ERBIL (Kurdistan 24) – The local administration in the Syrian Kurdistan (Rojava) city of Qamishlo on Saturday launched its annual book fair for the third year in a row.
Dozens of locals from the city and surrounding areas visited the fair to view and purchase the thousands of books on display. The festival was named after Hussain Shawish (Sehid Herekol), a Kurdish intellectual and writer who also served as a commander of the People’s Protection Units (YPG).
According to one of the organizers, 43 publishers, libraries, and institutions from across the Greater Kurdistan, including the Kurdistan Region and Kurdish provinces in Turkey, and Syria took part in the fair.
“This the third time we are holding this book fair in Qamishlo, which has become an annual event,” Layla Jamal, one of the organizers of the fair, told Kurdistan 24.
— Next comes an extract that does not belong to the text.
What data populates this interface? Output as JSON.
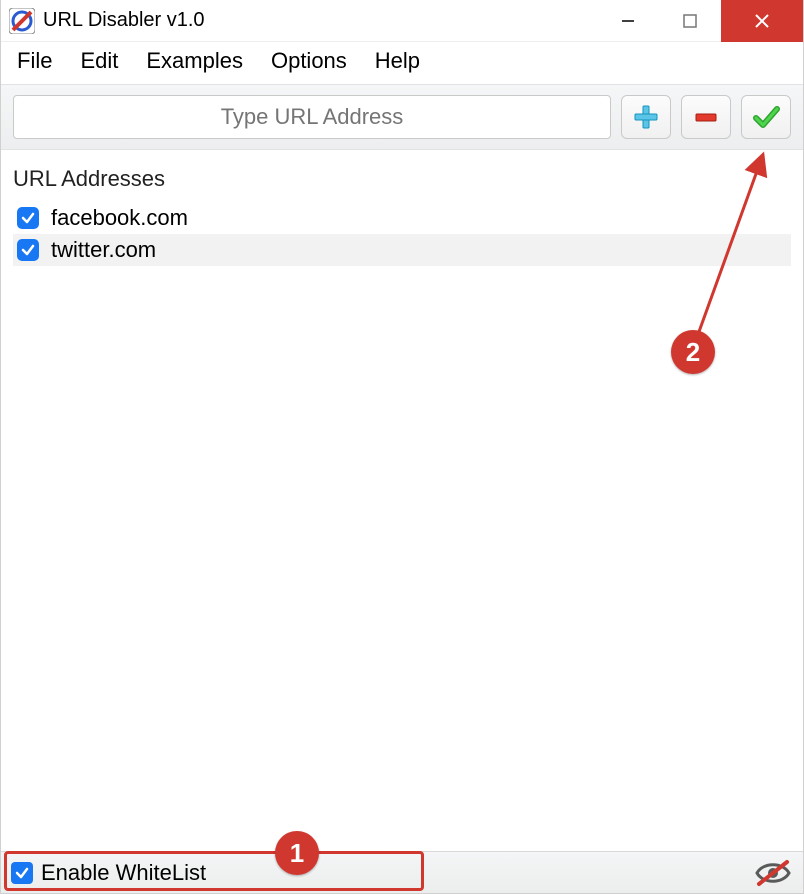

Jamal said this year’s fair has a different vibe to it than previous years because the number of books and those who are interested in reading has increased. “There is a significant rise in the number of visitors this year,” she noted.
“One of our primary goals is to grow each year. We want to be bigger than the previous year and continue to share these books with the local community and those abroad,” Jamal explained.
“We aim to encourage the population in Rojava to return to reading. We are delighted at the number of people who have visited the fair on the first day and purchased books.”
The event began on Saturday and will continue until July 25.
Abud Makhsu, another member of the organizing committee, said visitors could also attend various seminars during the six-day event on the different books and their histories.
“There are 8,600 book titles which are on display here at the book fair, and the total number of books is 112,000,” Makhsu told Kurdistan 24.
He said there is more freedom in Rojava since the Kurdish revolution in the country’s northeast. “Now, there is enough freedom that anyone can publish their books to read and write in Kurdish, English, French, Arabic, or Syriac,” Makhsu said.
Abdullah Sheikho, one of the directors at a local library in Qamishlo, said he hopes the book fair continues to grow so people in Rojava “have more freedoms in the society” and can “read and write in many languages.”
“The diversity in our region must progress and continue to exist at the highest level,” Sheikho told Kurdistan 24.
He called on the rest of Syria to adopt the culture of tolerance and coexistence in the country’s northeast “because Syria is a mosaic of cultures and languages, and these diversities should be respected.”